What is MCDA?
Why understanding Multi-Criteria Decision Making can help shape business priorities

What is MCDA?

MCDA, also known as MCA and MCDM, stands for Multi-Criteria Decision Analysis or Multi-Criteria Decision Making and is a method that allows decisions to be made where tangible and intangible things need to compared to get a result.

With MCDA things that can be counted, such as the number of birds in the sky, can be compared with things that are the result of opinions, such as the skill of the flying birds. It is most commonly used in business to compare tangible assets, such as cash in the bank, with intangible assets such, as customer loyalty and reputation, and other things like environmental and community outcomes.


Multiple Criteria Decision Analysis Process
Source: ScienceDirect.com

 

Who is MCDA for?

MCDA will be of value to anyone who needs to make a complex decision where there are a number of alternatives and especially where the decision has to be based on both tangible and intangible criteria. MCDA becomes more helpful as the number of alternatives increases and as the criteria become more complex.

The use of MCDA is valuable to anyone who, for example, is considering purchasing a house, boat, car, business, or any other substantial asset.

MCDA is of particular importance to companies that need to make decisions where social and environmental outcomes have to be compared with cost. Thus, it can underpin an organisation’s sustainability reporting under say the United Nations Sustainable Goals, it can effectively prioritise the organisation’s transformation initiatives, and effectively prioritise it’s asset maintenance efforts. Additionally, it can help with things like complex procurements, panel selections, and complex recruitments.

 

 

Why is MCDA important?

  • MCDA removes emotion from the decision making process so the result is likely to be a better decision than without MCDA.
  • MCDA has been known to help in making decisions with thousands of alternatives and hundreds of criteria.
  • Because MCDA produces a relative value of each alternative it can be used to rank alternatives from the most attractive to least attractive
 
 

How does MCDA help with ESG?

ESG by its very nature of Environmental, Social, and Governance requires tangible assets like cost to be compared to intangible outcomes like environment and social outcomes to arrive at a decision of what to do or how to behave. Thus, ESG enforces companies to behave ethically and sustainably and also requires them to report on their decisions and behaviour.

MCDA offers the proof that the way in which the organisation takes decisions are entirely ethical, transparent, and sustainable. If your MCDA tool is as powerful as AppO you will even be able to integrate your customer’s opinions of what your decisions mean to them in your decision making process. Of course, this means you could also include any stakeholder opinions such as shareholders and investors, employees, professional bodies, vendors etc.

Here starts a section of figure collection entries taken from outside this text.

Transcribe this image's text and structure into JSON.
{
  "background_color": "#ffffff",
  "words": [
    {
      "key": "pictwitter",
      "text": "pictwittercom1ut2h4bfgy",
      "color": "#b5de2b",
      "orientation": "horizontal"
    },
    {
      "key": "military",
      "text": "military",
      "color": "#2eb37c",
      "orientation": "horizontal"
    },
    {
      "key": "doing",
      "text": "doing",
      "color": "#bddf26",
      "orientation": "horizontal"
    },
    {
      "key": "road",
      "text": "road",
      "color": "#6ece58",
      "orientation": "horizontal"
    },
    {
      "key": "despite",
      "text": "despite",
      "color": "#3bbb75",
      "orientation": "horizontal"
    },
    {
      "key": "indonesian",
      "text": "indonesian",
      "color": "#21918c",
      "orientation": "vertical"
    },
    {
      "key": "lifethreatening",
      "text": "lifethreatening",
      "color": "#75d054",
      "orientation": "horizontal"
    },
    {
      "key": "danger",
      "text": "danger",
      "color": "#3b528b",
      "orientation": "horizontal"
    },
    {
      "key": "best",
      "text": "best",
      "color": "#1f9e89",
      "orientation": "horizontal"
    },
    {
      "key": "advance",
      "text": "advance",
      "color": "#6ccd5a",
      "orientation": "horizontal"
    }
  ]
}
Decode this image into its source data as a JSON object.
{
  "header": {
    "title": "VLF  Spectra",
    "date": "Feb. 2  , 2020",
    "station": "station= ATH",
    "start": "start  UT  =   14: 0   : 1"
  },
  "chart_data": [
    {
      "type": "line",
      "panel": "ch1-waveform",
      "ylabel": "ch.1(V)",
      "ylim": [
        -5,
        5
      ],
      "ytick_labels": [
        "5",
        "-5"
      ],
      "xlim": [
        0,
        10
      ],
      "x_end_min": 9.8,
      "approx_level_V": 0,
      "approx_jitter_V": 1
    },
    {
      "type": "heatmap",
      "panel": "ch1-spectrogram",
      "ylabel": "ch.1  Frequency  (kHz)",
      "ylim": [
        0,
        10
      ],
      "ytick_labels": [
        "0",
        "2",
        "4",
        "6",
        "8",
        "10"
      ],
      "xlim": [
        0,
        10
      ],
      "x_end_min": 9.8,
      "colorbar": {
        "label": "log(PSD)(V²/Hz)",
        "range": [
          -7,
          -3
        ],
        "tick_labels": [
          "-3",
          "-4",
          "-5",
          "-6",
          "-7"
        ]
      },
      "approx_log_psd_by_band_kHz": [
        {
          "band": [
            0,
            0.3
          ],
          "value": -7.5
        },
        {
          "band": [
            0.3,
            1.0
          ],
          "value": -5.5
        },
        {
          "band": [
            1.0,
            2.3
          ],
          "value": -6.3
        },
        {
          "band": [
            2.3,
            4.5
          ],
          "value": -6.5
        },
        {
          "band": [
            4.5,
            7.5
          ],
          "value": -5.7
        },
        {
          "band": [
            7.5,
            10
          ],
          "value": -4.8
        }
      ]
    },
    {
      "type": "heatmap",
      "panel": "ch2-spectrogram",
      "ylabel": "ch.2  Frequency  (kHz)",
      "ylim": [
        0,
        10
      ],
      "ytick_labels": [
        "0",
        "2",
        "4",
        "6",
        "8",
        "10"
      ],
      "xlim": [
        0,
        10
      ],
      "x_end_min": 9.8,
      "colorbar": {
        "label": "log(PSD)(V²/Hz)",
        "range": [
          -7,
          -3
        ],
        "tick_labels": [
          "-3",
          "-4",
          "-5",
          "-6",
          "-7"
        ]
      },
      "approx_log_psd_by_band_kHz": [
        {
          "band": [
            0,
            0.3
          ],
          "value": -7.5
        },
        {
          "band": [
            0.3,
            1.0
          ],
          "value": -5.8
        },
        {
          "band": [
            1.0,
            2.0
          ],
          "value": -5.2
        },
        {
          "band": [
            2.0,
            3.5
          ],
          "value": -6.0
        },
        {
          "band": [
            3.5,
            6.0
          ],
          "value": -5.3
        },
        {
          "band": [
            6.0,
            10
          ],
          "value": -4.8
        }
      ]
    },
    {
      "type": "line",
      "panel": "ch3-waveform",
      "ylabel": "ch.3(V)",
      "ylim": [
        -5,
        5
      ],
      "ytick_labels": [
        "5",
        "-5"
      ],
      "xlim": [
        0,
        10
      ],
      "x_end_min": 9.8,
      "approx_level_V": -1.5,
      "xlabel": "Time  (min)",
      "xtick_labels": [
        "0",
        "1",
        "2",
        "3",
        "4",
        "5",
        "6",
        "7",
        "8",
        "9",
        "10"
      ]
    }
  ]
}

Among the many advantages arising from integrating MCDA into ESG is improved allocation of capital to project costs, the improved allocation of capital to the long-term sustainability of plant and equipment, limiting stranded assets as the result of premature write-downs, reducing the risk of falling behind competitors that have invested in being less energy hungry, avoiding poor returns from longer-term investments at risk of environmental issues, managing cost by lowering energy and water consumption, limiting waste disposal costs, and potentially limiting unnecessary waste and packaging costs.